A feisty woman with passions for Catholic saints, especially for St. Anthony, ‘for he’s never failed her’, hard work, and her gumbo recipe. Though her determination seemed special, she was not the only one. Many humble New Orleans Creole women also felt the gumbo breeze of each season.
Before surrendering her passion for preparing gumbo to old age and frailty, she once again prepared this culinary delight to the attraction of her family, friends, and neighbors for weeks to come. She grew up during The Depression and told stories to us as she went through this methodical and lengthy process. At a vibrant 80 years young, she had prepared nearly 150 batches. I calculated it for she prepared gumbo only at Thanksgiving, Christmas, and perhaps on one additional special Sunday, say for a birthday or even for a funeral. …About 3-4 times a year. She started cooking at age 10. Now you do the math.
She actually started preparing the dish months in advance, storing ham bones, turkey parts, crabs, and shrimp in preparation for this day. She never bought the frozen seafood, no siree! She only used the fresh shrimp from the fisherman on the side of Claiborne Avenue, where most black mothers did bargain shopping at neighborhood meat, super, and dollar store markets. Sometimes when the timing synchronized, the Seafood man or ‘Okra Man’ rode through the impoverished Uptown neighborhood in an old pickup and parked it on a corner with his wares to sell. From his megaphone he shouted, “I got, Okra, Blue Crabs, Shrimp, and anything else gumbo, which is nearly everything, until Eunice and many black mothers sent their kids out to the street corner to get a pound of ‘this or that’.
She carefully pulled bite-sized meat from thawed carcasses and placed them in bowls, boiling the bones for broth. Shrimps and crabs were cleaned and prepared, but put in the fridge, for they were added last. She used to add oysters but stopped altogether because they could spoil the gumbo, not allowing her to freeze some for future Sunday dinner surprises. Frugality ran through her veins. She did not believe in waste. She knew how to stretch a dollar; she could ‘make it holla’ too.

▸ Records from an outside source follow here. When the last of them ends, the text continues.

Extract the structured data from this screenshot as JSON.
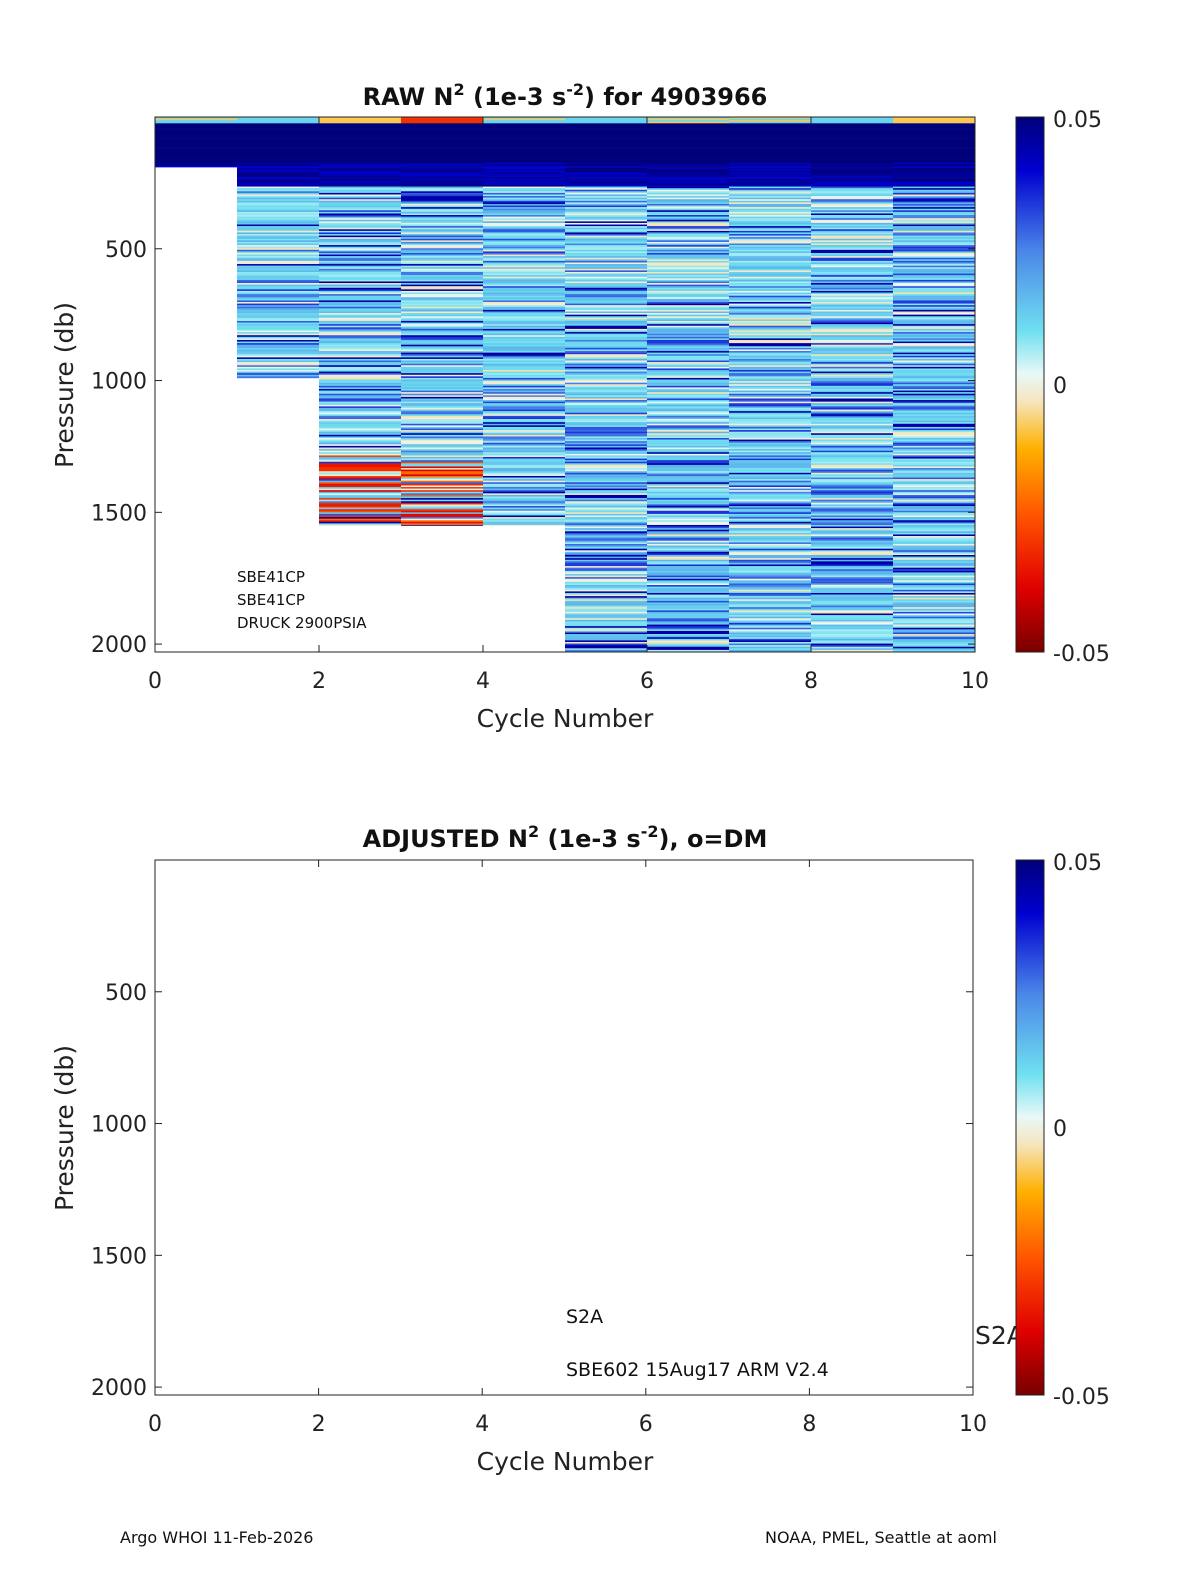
{
  "chart_data": [
    {
      "type": "heatmap",
      "title": "RAW N",
      "title_sup": "2",
      "title_mid": " (1e-3 s",
      "title_sup2": "-2",
      "title_end": ") for 4903966",
      "xlabel": "Cycle Number",
      "ylabel": "Pressure (db)",
      "xlim": [
        0,
        10
      ],
      "ylim": [
        2030,
        0
      ],
      "xticks": [
        0,
        2,
        4,
        6,
        8,
        10
      ],
      "yticks": [
        500,
        1000,
        1500,
        2000
      ],
      "colorbar": {
        "min": -0.05,
        "max": 0.05,
        "ticks": [
          "0.05",
          "0",
          "-0.05"
        ]
      },
      "profiles": [
        {
          "cycle": 0,
          "max_pressure": 190
        },
        {
          "cycle": 1,
          "max_pressure": 990
        },
        {
          "cycle": 2,
          "max_pressure": 1550
        },
        {
          "cycle": 3,
          "max_pressure": 1550
        },
        {
          "cycle": 4,
          "max_pressure": 1550
        },
        {
          "cycle": 5,
          "max_pressure": 2030
        },
        {
          "cycle": 6,
          "max_pressure": 2030
        },
        {
          "cycle": 7,
          "max_pressure": 2030
        },
        {
          "cycle": 8,
          "max_pressure": 2030
        },
        {
          "cycle": 9,
          "max_pressure": 2030
        }
      ],
      "annotations": [
        "SBE41CP",
        "SBE41CP",
        "DRUCK 2900PSIA"
      ]
    },
    {
      "type": "heatmap",
      "title": "ADJUSTED N",
      "title_sup": "2",
      "title_mid": " (1e-3 s",
      "title_sup2": "-2",
      "title_end": "), o=DM",
      "xlabel": "Cycle Number",
      "ylabel": "Pressure (db)",
      "xlim": [
        0,
        10
      ],
      "ylim": [
        2030,
        0
      ],
      "xticks": [
        0,
        2,
        4,
        6,
        8,
        10
      ],
      "yticks": [
        500,
        1000,
        1500,
        2000
      ],
      "colorbar": {
        "min": -0.05,
        "max": 0.05,
        "ticks": [
          "0.05",
          "0",
          "-0.05"
        ]
      },
      "profiles": [],
      "annotations": [
        "S2A",
        "SBE602 15Aug17 ARM V2.4"
      ],
      "side_label": "S2A"
    }
  ],
  "footer": {
    "left": "Argo WHOI 11-Feb-2026",
    "right": "NOAA, PMEL, Seattle at aoml"
  }
}
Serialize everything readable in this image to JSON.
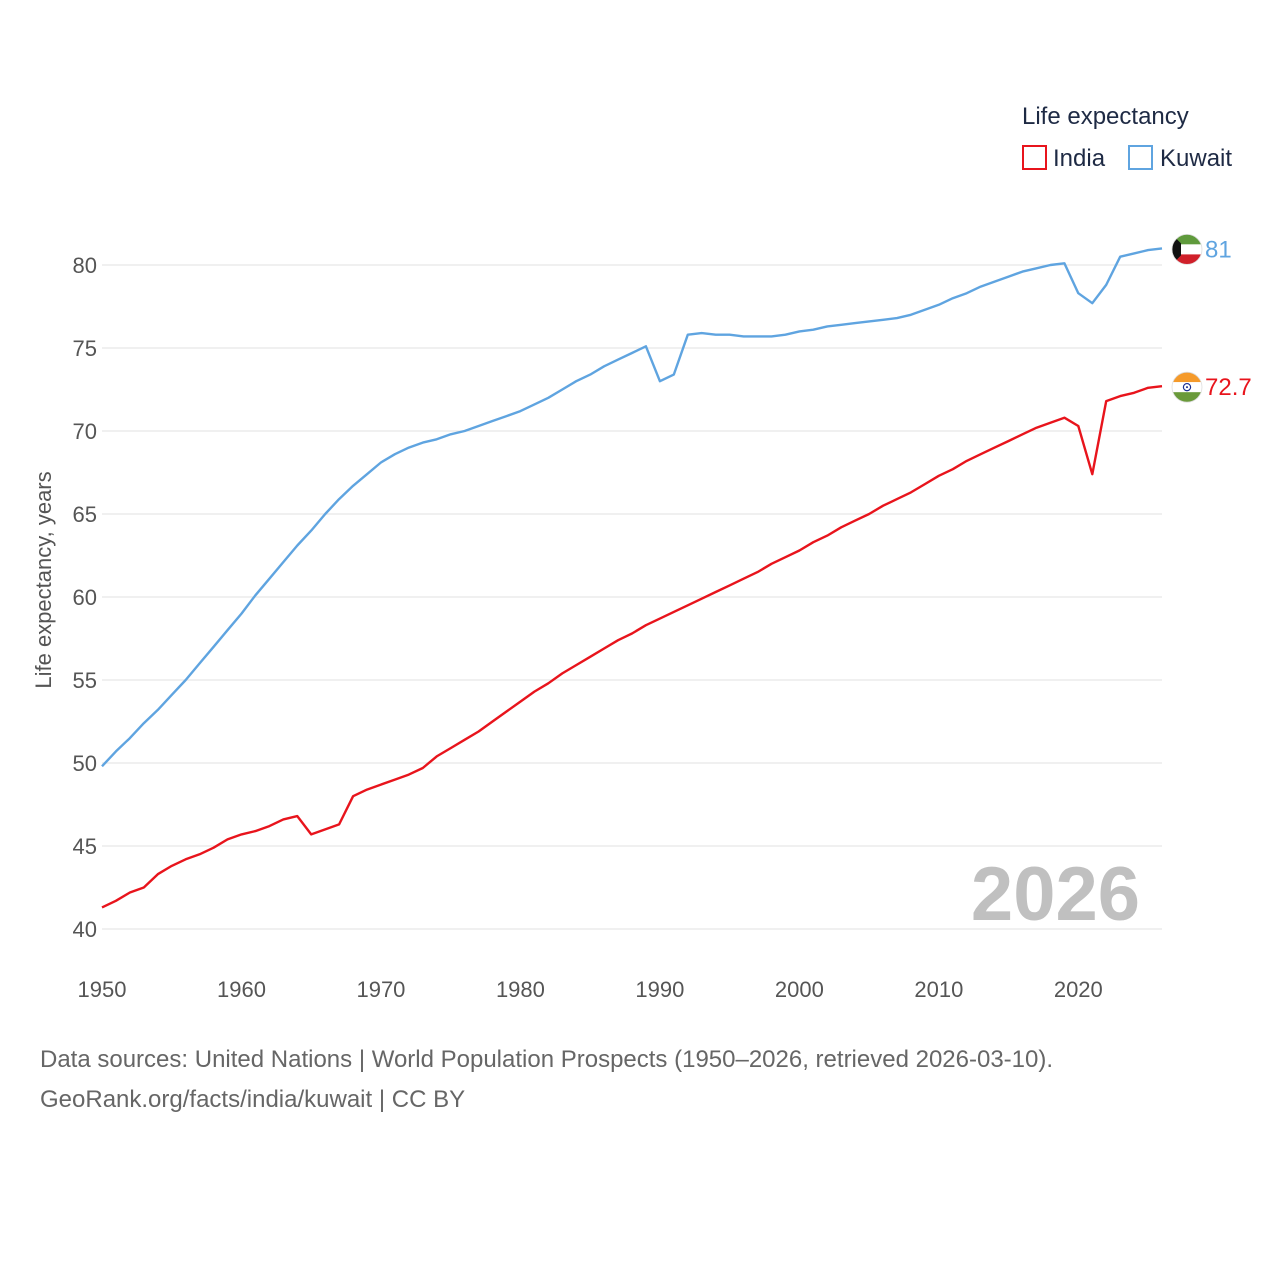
{
  "chart_data": {
    "type": "line",
    "ylabel": "Life expectancy, years",
    "xlabel": "",
    "xlim": [
      1950,
      2026
    ],
    "ylim": [
      40,
      83
    ],
    "x_ticks": [
      1950,
      1960,
      1970,
      1980,
      1990,
      2000,
      2010,
      2020
    ],
    "y_ticks": [
      40,
      45,
      50,
      55,
      60,
      65,
      70,
      75,
      80
    ],
    "grid": "horizontal",
    "legend": {
      "title": "Life expectancy",
      "position": "top-right"
    },
    "current_year": "2026",
    "x": [
      1950,
      1951,
      1952,
      1953,
      1954,
      1955,
      1956,
      1957,
      1958,
      1959,
      1960,
      1961,
      1962,
      1963,
      1964,
      1965,
      1966,
      1967,
      1968,
      1969,
      1970,
      1971,
      1972,
      1973,
      1974,
      1975,
      1976,
      1977,
      1978,
      1979,
      1980,
      1981,
      1982,
      1983,
      1984,
      1985,
      1986,
      1987,
      1988,
      1989,
      1990,
      1991,
      1992,
      1993,
      1994,
      1995,
      1996,
      1997,
      1998,
      1999,
      2000,
      2001,
      2002,
      2003,
      2004,
      2005,
      2006,
      2007,
      2008,
      2009,
      2010,
      2011,
      2012,
      2013,
      2014,
      2015,
      2016,
      2017,
      2018,
      2019,
      2020,
      2021,
      2022,
      2023,
      2024,
      2025,
      2026
    ],
    "series": [
      {
        "name": "India",
        "color": "#e8141c",
        "flag_icon": "india-flag-icon",
        "end_label": "72.7",
        "values": [
          41.3,
          41.7,
          42.2,
          42.5,
          43.3,
          43.8,
          44.2,
          44.5,
          44.9,
          45.4,
          45.7,
          45.9,
          46.2,
          46.6,
          46.8,
          45.7,
          46.0,
          46.3,
          48.0,
          48.4,
          48.7,
          49.0,
          49.3,
          49.7,
          50.4,
          50.9,
          51.4,
          51.9,
          52.5,
          53.1,
          53.7,
          54.3,
          54.8,
          55.4,
          55.9,
          56.4,
          56.9,
          57.4,
          57.8,
          58.3,
          58.7,
          59.1,
          59.5,
          59.9,
          60.3,
          60.7,
          61.1,
          61.5,
          62.0,
          62.4,
          62.8,
          63.3,
          63.7,
          64.2,
          64.6,
          65.0,
          65.5,
          65.9,
          66.3,
          66.8,
          67.3,
          67.7,
          68.2,
          68.6,
          69.0,
          69.4,
          69.8,
          70.2,
          70.5,
          70.8,
          70.3,
          67.4,
          71.8,
          72.1,
          72.3,
          72.6,
          72.7
        ]
      },
      {
        "name": "Kuwait",
        "color": "#5fa4e0",
        "flag_icon": "kuwait-flag-icon",
        "end_label": "81",
        "values": [
          49.8,
          50.7,
          51.5,
          52.4,
          53.2,
          54.1,
          55.0,
          56.0,
          57.0,
          58.0,
          59.0,
          60.1,
          61.1,
          62.1,
          63.1,
          64.0,
          65.0,
          65.9,
          66.7,
          67.4,
          68.1,
          68.6,
          69.0,
          69.3,
          69.5,
          69.8,
          70.0,
          70.3,
          70.6,
          70.9,
          71.2,
          71.6,
          72.0,
          72.5,
          73.0,
          73.4,
          73.9,
          74.3,
          74.7,
          75.1,
          73.0,
          73.4,
          75.8,
          75.9,
          75.8,
          75.8,
          75.7,
          75.7,
          75.7,
          75.8,
          76.0,
          76.1,
          76.3,
          76.4,
          76.5,
          76.6,
          76.7,
          76.8,
          77.0,
          77.3,
          77.6,
          78.0,
          78.3,
          78.7,
          79.0,
          79.3,
          79.6,
          79.8,
          80.0,
          80.1,
          78.3,
          77.7,
          78.8,
          80.5,
          80.7,
          80.9,
          81.0
        ]
      }
    ]
  },
  "footer": {
    "line1": "Data sources: United Nations | World Population Prospects (1950–2026, retrieved 2026-03-10).",
    "line2": "GeoRank.org/facts/india/kuwait | CC BY"
  }
}
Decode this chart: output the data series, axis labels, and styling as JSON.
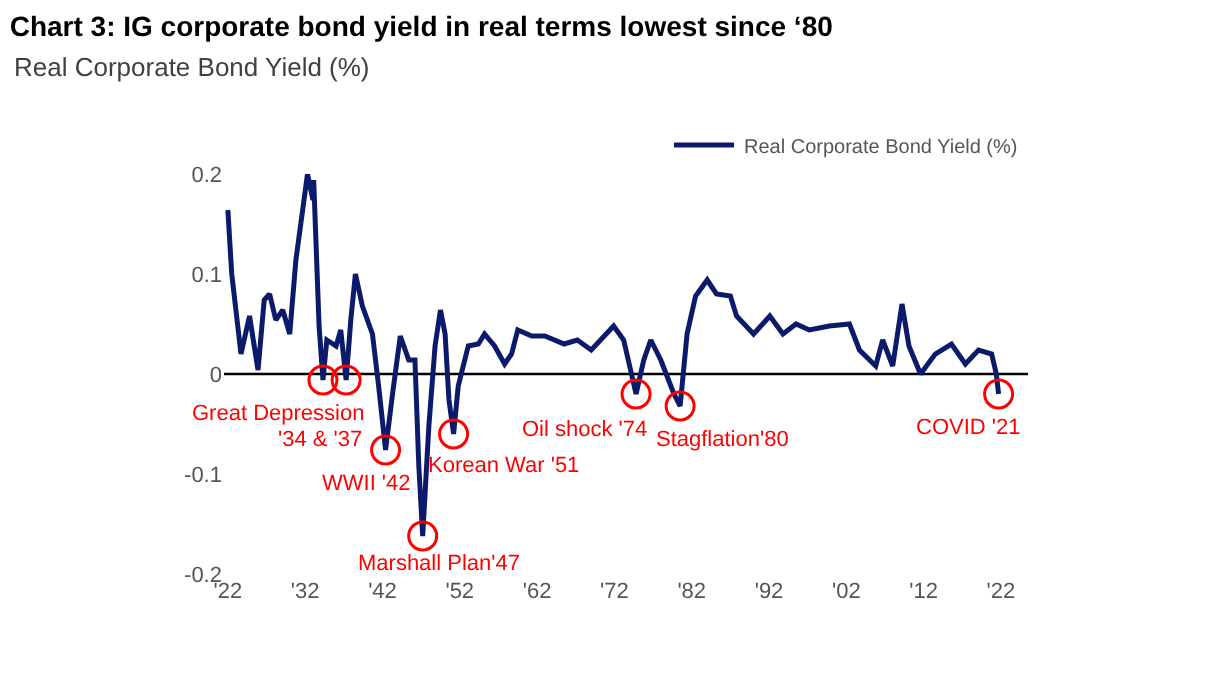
{
  "chart_data": {
    "type": "line",
    "title": "Chart 3: IG corporate bond yield in real terms lowest since ‘80",
    "subtitle": "Real Corporate Bond Yield (%)",
    "series": [
      {
        "name": "Real Corporate Bond Yield (%)",
        "color": "#0c1a6b",
        "x": [
          1922,
          1922.5,
          1923.7,
          1924.8,
          1925.9,
          1926.7,
          1927.4,
          1928.2,
          1929.1,
          1930.0,
          1930.8,
          1932.3,
          1933.0,
          1933.1,
          1933.8,
          1934.3,
          1934.8,
          1936.0,
          1936.6,
          1937.3,
          1937.9,
          1938.5,
          1939.4,
          1940.7,
          1941.5,
          1942.4,
          1943.3,
          1944.3,
          1945.4,
          1946.2,
          1946.7,
          1947.2,
          1948.0,
          1948.8,
          1949.5,
          1950.1,
          1950.6,
          1951.2,
          1951.8,
          1953.1,
          1954.4,
          1955.2,
          1956.5,
          1957.8,
          1958.7,
          1959.5,
          1961.3,
          1963.0,
          1965.5,
          1967.2,
          1969.0,
          1971.9,
          1973.2,
          1974.8,
          1975.8,
          1976.7,
          1978.0,
          1979.7,
          1980.5,
          1981.4,
          1982.5,
          1984.0,
          1985.2,
          1987.0,
          1987.8,
          1990.0,
          1992.1,
          1993.8,
          1995.5,
          1997.2,
          1999.8,
          2002.4,
          2003.7,
          2005.8,
          2006.7,
          2008.0,
          2009.2,
          2010.1,
          2011.6,
          2013.5,
          2015.6,
          2017.4,
          2019.1,
          2020.8,
          2021.4,
          2021.7
        ],
        "values": [
          0.164,
          0.1,
          0.02,
          0.058,
          0.004,
          0.074,
          0.08,
          0.054,
          0.064,
          0.04,
          0.114,
          0.2,
          0.174,
          0.194,
          0.048,
          -0.006,
          0.034,
          0.028,
          0.044,
          -0.006,
          0.054,
          0.1,
          0.068,
          0.04,
          -0.012,
          -0.076,
          -0.02,
          0.038,
          0.014,
          0.014,
          -0.092,
          -0.162,
          -0.052,
          0.028,
          0.064,
          0.04,
          -0.026,
          -0.06,
          -0.012,
          0.028,
          0.03,
          0.04,
          0.028,
          0.01,
          0.02,
          0.044,
          0.038,
          0.038,
          0.03,
          0.034,
          0.024,
          0.048,
          0.034,
          -0.02,
          0.014,
          0.034,
          0.014,
          -0.02,
          -0.032,
          0.04,
          0.078,
          0.094,
          0.08,
          0.078,
          0.058,
          0.04,
          0.058,
          0.04,
          0.05,
          0.044,
          0.048,
          0.05,
          0.024,
          0.008,
          0.034,
          0.008,
          0.07,
          0.028,
          0,
          0.02,
          0.03,
          0.01,
          0.024,
          0.02,
          0,
          -0.02
        ]
      }
    ],
    "xlim": [
      1921.5,
      2025.5
    ],
    "xticks": [
      {
        "value": 1922,
        "label": "'22"
      },
      {
        "value": 1932,
        "label": "'32"
      },
      {
        "value": 1942,
        "label": "'42"
      },
      {
        "value": 1952,
        "label": "'52"
      },
      {
        "value": 1962,
        "label": "'62"
      },
      {
        "value": 1972,
        "label": "'72"
      },
      {
        "value": 1982,
        "label": "'82"
      },
      {
        "value": 1992,
        "label": "'92"
      },
      {
        "value": 2002,
        "label": "'02"
      },
      {
        "value": 2012,
        "label": "'12"
      },
      {
        "value": 2022,
        "label": "'22"
      }
    ],
    "ylim": [
      -0.2,
      0.2
    ],
    "yticks": [
      -0.2,
      -0.1,
      0,
      0.1,
      0.2
    ],
    "ref_lines": [
      {
        "axis": "y",
        "value": 0,
        "color": "#000000"
      }
    ],
    "grid": false,
    "legend": "top right",
    "marker": "none",
    "line_style": "solid",
    "annotations": [
      {
        "text": "Great Depression",
        "x": 1934.3,
        "y": -0.006
      },
      {
        "text": "'34 & '37",
        "x": 1937.3,
        "y": -0.006
      },
      {
        "text": "WWII '42",
        "x": 1942.4,
        "y": -0.076
      },
      {
        "text": "Marshall Plan'47",
        "x": 1947.2,
        "y": -0.162
      },
      {
        "text": "Korean War '51",
        "x": 1951.2,
        "y": -0.06
      },
      {
        "text": "Oil shock '74",
        "x": 1974.8,
        "y": -0.02
      },
      {
        "text": "Stagflation'80",
        "x": 1980.5,
        "y": -0.032
      },
      {
        "text": "COVID '21",
        "x": 2021.7,
        "y": -0.02
      }
    ]
  }
}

We had limited tasks to perform, such as bringing items to her or cleaning up after her, and of course eating 2-3 bowls when ready. By the time Eunice brought all the preparation together, bowls covered the kitchen table and inside the fridge. With the ‘trinity’, seafood, chopped meats, sausages, broths all prepped, she stood over the stove with a cup of all-purpose flour in her hand aimed and ready to start the roux.
As the roux browned everyone took a bit of a breather, namely her. We all knew that after the roux, broth, spices, and other ingredients were combined, the gumbo would make itself, and only required stirring and an attentive eye on the stove. We could not mistake the nutty smell of roux browning to the color of perfection. That smell signaled to me, and the rest of the household, that we could go out and play. To her, it called her to the next domestic chore, likely already in the making. She would say, ‘a man can work from sun to sun, but a woman’s work is never done.’ Her work never seemed to end.